Augmented Shadow Face in the Wild (ASFW)

Updated 3 February 2026

Augmented Shadow Face in the Wild (ASFW) is a real-world benchmark with 1,081 paired images offering accurate shadow and shadow-free comparisons for facial restoration.
It employs a bidirectional, Photoshop-based four-stage workflow to synthesize realistic shadows, bridging the gap between synthetic and real-world data.
The accompanying FSE framework, a three-stage neural network, delivers state-of-the-art results with notable improvements in PSNR and SSIM metrics.

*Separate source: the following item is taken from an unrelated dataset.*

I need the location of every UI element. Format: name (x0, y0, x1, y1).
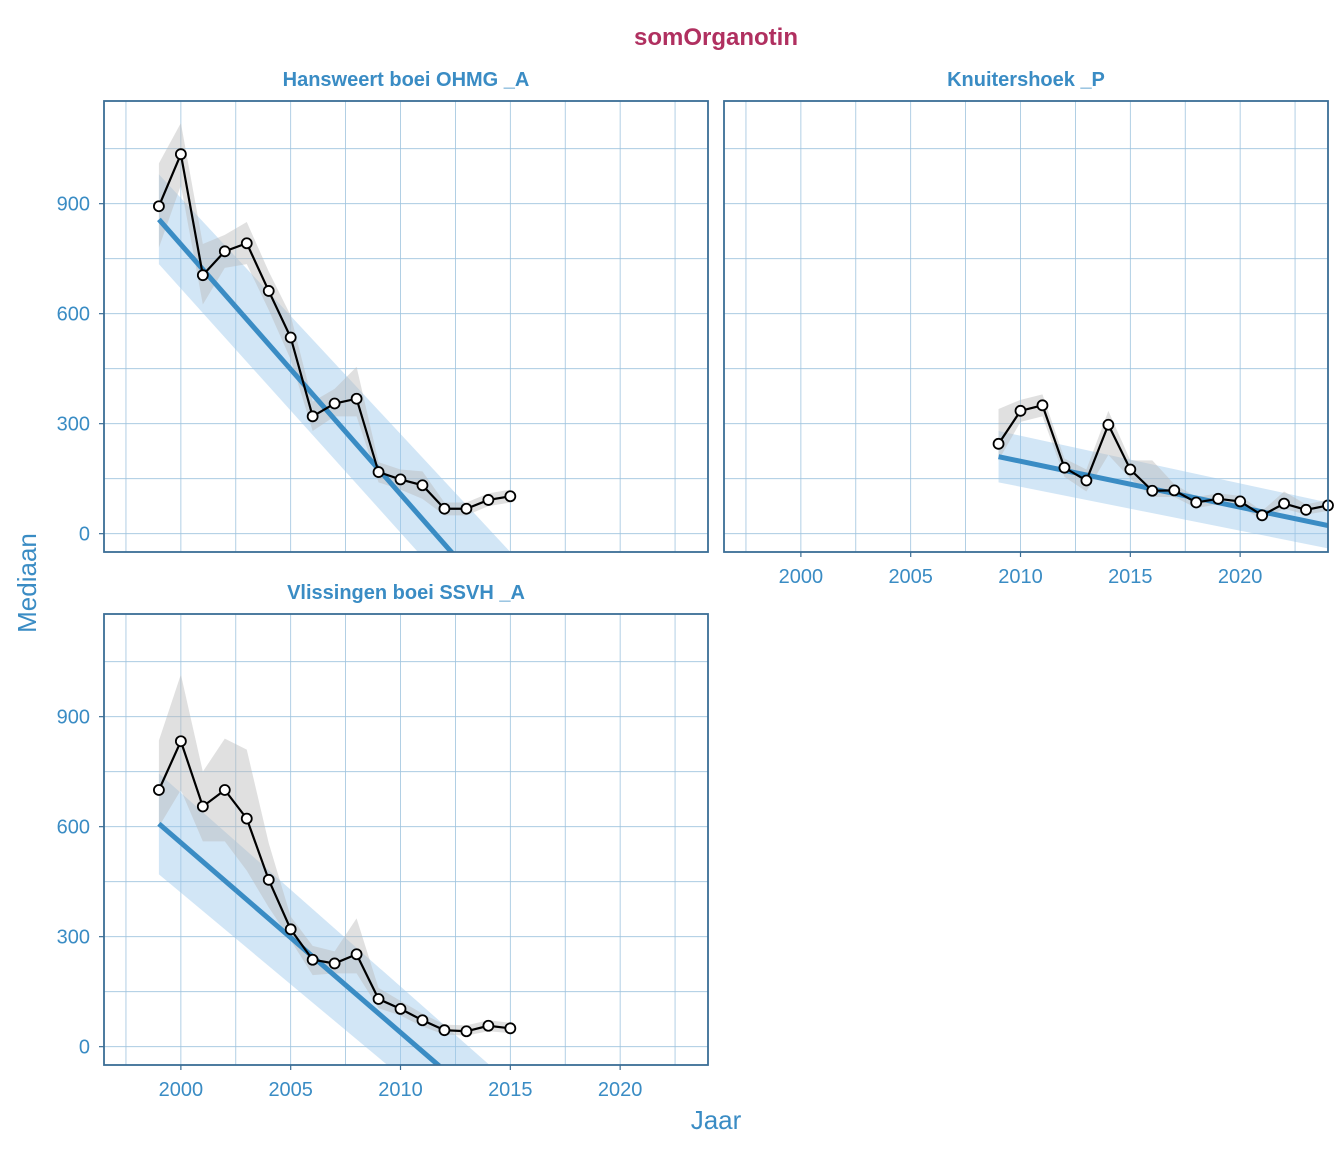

Augmented Shadow Face in the Wild (ASFW) constitutes the first large-scale real-world benchmark for facial shadow removal, comprising 1,081 paired images of real faces—each pair consisting of a shadowed and a pixel-aligned shadow-free version. Constructed via a professional and bidirectional manual process in Adobe Photoshop, ASFW exhibits diverse and photorealistic shadow types as well as accurate ground truth for shadow removal tasks. The dataset bridges the synthetic–real domain gap found in previous benchmarks and enables rigorous evaluation of facial shadow removal algorithms. Its utility is demonstrated through the introduction of the Face Shadow Eraser (FSE), a multi-stage neural framework that attains state-of-the-art results in both quantitative and qualitative assessment on challenging real-world conditions (Luo et al., 27 Jan 2026).

1. Dataset Composition and Construction

1.1 Paired Samples and Usage

ASFW comprises 1,081 real-world facial image pairs, each containing a shadowed photo and its meticulously aligned shadow-free counterpart. In comparative experiments, ASFW is used solely as a single, held-out test split—no explicit train/val/test partitions are defined within the dataset, emphasizing its role as an evaluation benchmark.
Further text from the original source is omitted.